Background: CpG dinucleotides are extensively underrepresented in mammalian genomes. It is widely accepted that genome-wide CpG depletion is predominantly caused by an elevated CpG > TpG mutation rate due to frequent cytosine methylation in the CpG context. Meanwhile the CpG content in genomic regions called CpG islands (CGIs) is noticeably higher. This observation is usually explained by lower CpG > TpG substitution rates within CGIs due to reduced cytosine methylation levels.
Results: By combining genome-wide data on substitutions and methylation levels in several human cell types we have shown that cytosine methylation in human sperm cells was strongly and consistently associated with increased CpG > TpG substitution rates. In contrast, this correlation was not observed for embryonic stem cells or fibroblasts.

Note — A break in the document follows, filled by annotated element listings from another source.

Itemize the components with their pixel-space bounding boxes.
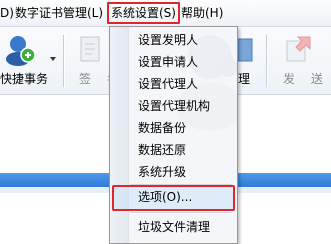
menu-separator [130, 212, 232, 214]
menu-item-data-backup[interactable]: 数据备份 [138, 118, 186, 138]
menu-item-set-agent[interactable]: 设置代理人 [138, 74, 198, 94]
menu-item-partial[interactable]: D) [0, 5, 14, 21]
manage-button-partial[interactable]: 理 [236, 27, 256, 94]
quick-tasks-icon [6, 36, 36, 66]
system-settings-menu: 设置发明人 设置申请人 设置代理人 设置代理机构 数据备份 数据还原 系统升级 … [109, 26, 238, 244]
toolbar-separator [63, 35, 64, 87]
menu-item-set-applicant[interactable]: 设置申请人 [138, 52, 198, 72]
dropdown-arrow-icon[interactable] [50, 57, 56, 61]
menu-item-set-agency[interactable]: 设置代理机构 [138, 96, 210, 116]
menu-item-cleanup[interactable]: 垃圾文件清理 [138, 217, 210, 237]
sign-icon [80, 36, 100, 62]
menu-item-data-restore[interactable]: 数据还原 [138, 140, 186, 160]
send-button[interactable]: 发 送 [276, 27, 324, 94]
send-label: 发 送 [283, 72, 329, 86]
menu-item-set-inventor[interactable]: 设置发明人 [138, 30, 198, 50]
menu-item-options[interactable]: 选项(O)... [138, 187, 192, 207]
manage-icon [238, 38, 253, 62]
quick-tasks-label: 快捷事务 [0, 72, 49, 86]
send-icon [286, 36, 311, 62]
toolbar-separator [266, 35, 267, 87]
menu-item-digital-cert[interactable]: 数字证书管理(L) [15, 5, 103, 21]
quick-tasks-button[interactable]: 快捷事务 [0, 27, 56, 94]
menu-item-help[interactable]: 帮助(H) [181, 5, 223, 21]
sign-button[interactable]: 签 名 [72, 27, 119, 94]
menu-bar: D) 数字证书管理(L) 系统设置(S) 帮助(H) [0, 0, 331, 27]
menu-item-system-upgrade[interactable]: 系统升级 [138, 162, 186, 182]
manage-label: 理 [238, 72, 251, 86]
menu-item-system-settings[interactable]: 系统设置(S) [107, 2, 180, 24]
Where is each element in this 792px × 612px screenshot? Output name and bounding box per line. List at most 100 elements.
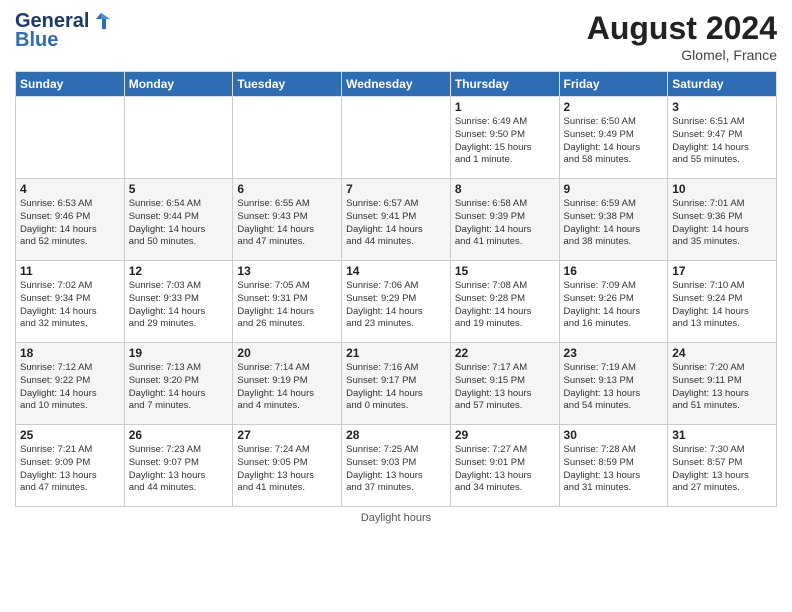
day-info: Sunrise: 7:27 AM Sunset: 9:01 PM Dayligh… [455, 444, 555, 495]
calendar-cell: 18Sunrise: 7:12 AM Sunset: 9:22 PM Dayli… [16, 343, 125, 425]
calendar-cell [124, 97, 233, 179]
day-info: Sunrise: 7:30 AM Sunset: 8:57 PM Dayligh… [672, 444, 772, 495]
logo-blue: Blue [15, 29, 58, 52]
calendar-cell: 21Sunrise: 7:16 AM Sunset: 9:17 PM Dayli… [342, 343, 451, 425]
logo-flag-icon [90, 11, 112, 33]
day-info: Sunrise: 6:57 AM Sunset: 9:41 PM Dayligh… [346, 198, 446, 249]
day-number: 23 [564, 346, 664, 360]
footer-note: Daylight hours [15, 512, 777, 524]
day-info: Sunrise: 7:19 AM Sunset: 9:13 PM Dayligh… [564, 362, 664, 413]
day-number: 13 [237, 264, 337, 278]
day-info: Sunrise: 7:08 AM Sunset: 9:28 PM Dayligh… [455, 280, 555, 331]
calendar-cell: 22 Sunrise: 7:17 AM Sunset: 9:15 PM Dayli… [450, 343, 559, 425]
day-info: Sunrise: 7:20 AM Sunset: 9:11 PM Dayligh… [672, 362, 772, 413]
day-number: 1 [455, 100, 555, 114]
day-info: Sunrise: 7:03 AM Sunset: 9:33 PM Dayligh… [129, 280, 229, 331]
day-number: 24 [672, 346, 772, 360]
day-info: Sunrise: 7:25 AM Sunset: 9:03 PM Dayligh… [346, 444, 446, 495]
calendar-cell: 23 Sunrise: 7:19 AM Sunset: 9:13 PM Dayli… [559, 343, 668, 425]
calendar-cell: 26 Sunrise: 7:23 AM Sunset: 9:07 PM Dayli… [124, 425, 233, 507]
day-number: 15 [455, 264, 555, 278]
calendar-cell: 11Sunrise: 7:02 AM Sunset: 9:34 PM Dayli… [16, 261, 125, 343]
calendar-cell: 15 Sunrise: 7:08 AM Sunset: 9:28 PM Dayli… [450, 261, 559, 343]
calendar-cell: 20 Sunrise: 7:14 AM Sunset: 9:19 PM Dayli… [233, 343, 342, 425]
day-number: 28 [346, 428, 446, 442]
col-tuesday: Tuesday [233, 72, 342, 97]
day-number: 7 [346, 182, 446, 196]
day-info: Sunrise: 7:02 AM Sunset: 9:34 PM Dayligh… [20, 280, 120, 331]
day-info: Sunrise: 6:53 AM Sunset: 9:46 PM Dayligh… [20, 198, 120, 249]
calendar-cell: 2 Sunrise: 6:50 AM Sunset: 9:49 PM Daylig… [559, 97, 668, 179]
col-monday: Monday [124, 72, 233, 97]
day-info: Sunrise: 7:13 AM Sunset: 9:20 PM Dayligh… [129, 362, 229, 413]
calendar-week-5: 25 Sunrise: 7:21 AM Sunset: 9:09 PM Dayli… [16, 425, 777, 507]
day-number: 2 [564, 100, 664, 114]
calendar-cell: 9Sunrise: 6:59 AM Sunset: 9:38 PM Daylig… [559, 179, 668, 261]
day-info: Sunrise: 6:50 AM Sunset: 9:49 PM Dayligh… [564, 116, 664, 167]
day-number: 14 [346, 264, 446, 278]
day-number: 3 [672, 100, 772, 114]
day-number: 20 [237, 346, 337, 360]
calendar-cell: 24 Sunrise: 7:20 AM Sunset: 9:11 PM Dayli… [668, 343, 777, 425]
calendar-cell [233, 97, 342, 179]
calendar-cell [342, 97, 451, 179]
day-number: 30 [564, 428, 664, 442]
logo: General Blue [15, 10, 113, 52]
calendar-week-2: 4Sunrise: 6:53 AM Sunset: 9:46 PM Daylig… [16, 179, 777, 261]
calendar-cell: 17Sunrise: 7:10 AM Sunset: 9:24 PM Dayli… [668, 261, 777, 343]
day-number: 18 [20, 346, 120, 360]
calendar-cell: 16 Sunrise: 7:09 AM Sunset: 9:26 PM Dayli… [559, 261, 668, 343]
day-number: 12 [129, 264, 229, 278]
day-number: 6 [237, 182, 337, 196]
day-number: 26 [129, 428, 229, 442]
calendar-cell: 28 Sunrise: 7:25 AM Sunset: 9:03 PM Dayli… [342, 425, 451, 507]
page: General Blue August 2024 Glomel, France … [0, 0, 792, 612]
calendar-cell: 30 Sunrise: 7:28 AM Sunset: 8:59 PM Dayli… [559, 425, 668, 507]
calendar-header-row: Sunday Monday Tuesday Wednesday Thursday… [16, 72, 777, 97]
calendar-week-1: 1 Sunrise: 6:49 AM Sunset: 9:50 PM Daylig… [16, 97, 777, 179]
calendar-cell: 3Sunrise: 6:51 AM Sunset: 9:47 PM Daylig… [668, 97, 777, 179]
calendar-cell: 31 Sunrise: 7:30 AM Sunset: 8:57 PM Dayli… [668, 425, 777, 507]
col-saturday: Saturday [668, 72, 777, 97]
day-number: 25 [20, 428, 120, 442]
day-number: 21 [346, 346, 446, 360]
calendar-week-4: 18Sunrise: 7:12 AM Sunset: 9:22 PM Dayli… [16, 343, 777, 425]
calendar-cell: 6Sunrise: 6:55 AM Sunset: 9:43 PM Daylig… [233, 179, 342, 261]
title-block: August 2024 Glomel, France [587, 10, 777, 63]
day-number: 5 [129, 182, 229, 196]
day-number: 19 [129, 346, 229, 360]
calendar-cell: 5 Sunrise: 6:54 AM Sunset: 9:44 PM Daylig… [124, 179, 233, 261]
day-info: Sunrise: 6:49 AM Sunset: 9:50 PM Dayligh… [455, 116, 555, 167]
calendar-cell: 10 Sunrise: 7:01 AM Sunset: 9:36 PM Dayli… [668, 179, 777, 261]
day-number: 27 [237, 428, 337, 442]
col-friday: Friday [559, 72, 668, 97]
day-info: Sunrise: 7:17 AM Sunset: 9:15 PM Dayligh… [455, 362, 555, 413]
day-info: Sunrise: 6:59 AM Sunset: 9:38 PM Dayligh… [564, 198, 664, 249]
day-info: Sunrise: 6:54 AM Sunset: 9:44 PM Dayligh… [129, 198, 229, 249]
day-number: 8 [455, 182, 555, 196]
calendar-cell: 27 Sunrise: 7:24 AM Sunset: 9:05 PM Dayli… [233, 425, 342, 507]
day-info: Sunrise: 7:21 AM Sunset: 9:09 PM Dayligh… [20, 444, 120, 495]
day-number: 29 [455, 428, 555, 442]
calendar-cell: 14Sunrise: 7:06 AM Sunset: 9:29 PM Dayli… [342, 261, 451, 343]
day-info: Sunrise: 6:58 AM Sunset: 9:39 PM Dayligh… [455, 198, 555, 249]
day-number: 16 [564, 264, 664, 278]
calendar-cell: 29 Sunrise: 7:27 AM Sunset: 9:01 PM Dayli… [450, 425, 559, 507]
day-info: Sunrise: 7:14 AM Sunset: 9:19 PM Dayligh… [237, 362, 337, 413]
calendar-cell: 12 Sunrise: 7:03 AM Sunset: 9:33 PM Dayli… [124, 261, 233, 343]
day-number: 31 [672, 428, 772, 442]
calendar-cell: 7 Sunrise: 6:57 AM Sunset: 9:41 PM Daylig… [342, 179, 451, 261]
day-info: Sunrise: 7:09 AM Sunset: 9:26 PM Dayligh… [564, 280, 664, 331]
day-info: Sunrise: 7:01 AM Sunset: 9:36 PM Dayligh… [672, 198, 772, 249]
calendar-cell: 19 Sunrise: 7:13 AM Sunset: 9:20 PM Dayli… [124, 343, 233, 425]
calendar-cell: 8 Sunrise: 6:58 AM Sunset: 9:39 PM Daylig… [450, 179, 559, 261]
daylight-hours-label: Daylight hours [361, 512, 431, 524]
day-info: Sunrise: 7:24 AM Sunset: 9:05 PM Dayligh… [237, 444, 337, 495]
day-number: 22 [455, 346, 555, 360]
calendar-cell: 13Sunrise: 7:05 AM Sunset: 9:31 PM Dayli… [233, 261, 342, 343]
col-sunday: Sunday [16, 72, 125, 97]
day-info: Sunrise: 7:28 AM Sunset: 8:59 PM Dayligh… [564, 444, 664, 495]
calendar-cell: 25 Sunrise: 7:21 AM Sunset: 9:09 PM Dayli… [16, 425, 125, 507]
day-number: 10 [672, 182, 772, 196]
day-info: Sunrise: 7:23 AM Sunset: 9:07 PM Dayligh… [129, 444, 229, 495]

Surprisingly, the decreased sperm CpG methylation level was insufficient to explain the reduced CpG > TpG substitution rates in CGIs.
Conclusions: While cytosine methylation in human sperm cells is strongly associated with increased CpG > TpG substitution rates, substitution rates are significantly reduced within CGIs even after sperm CpG methylation levels and local GC content are controlled for. Our findings are consistent with strong negative selection preserving methylated CpGs within CGIs including intergenic ones.
Keywords: CpG; CpG island; Cytosine; Genome-wide substitution rates; Methylation; Natural selection.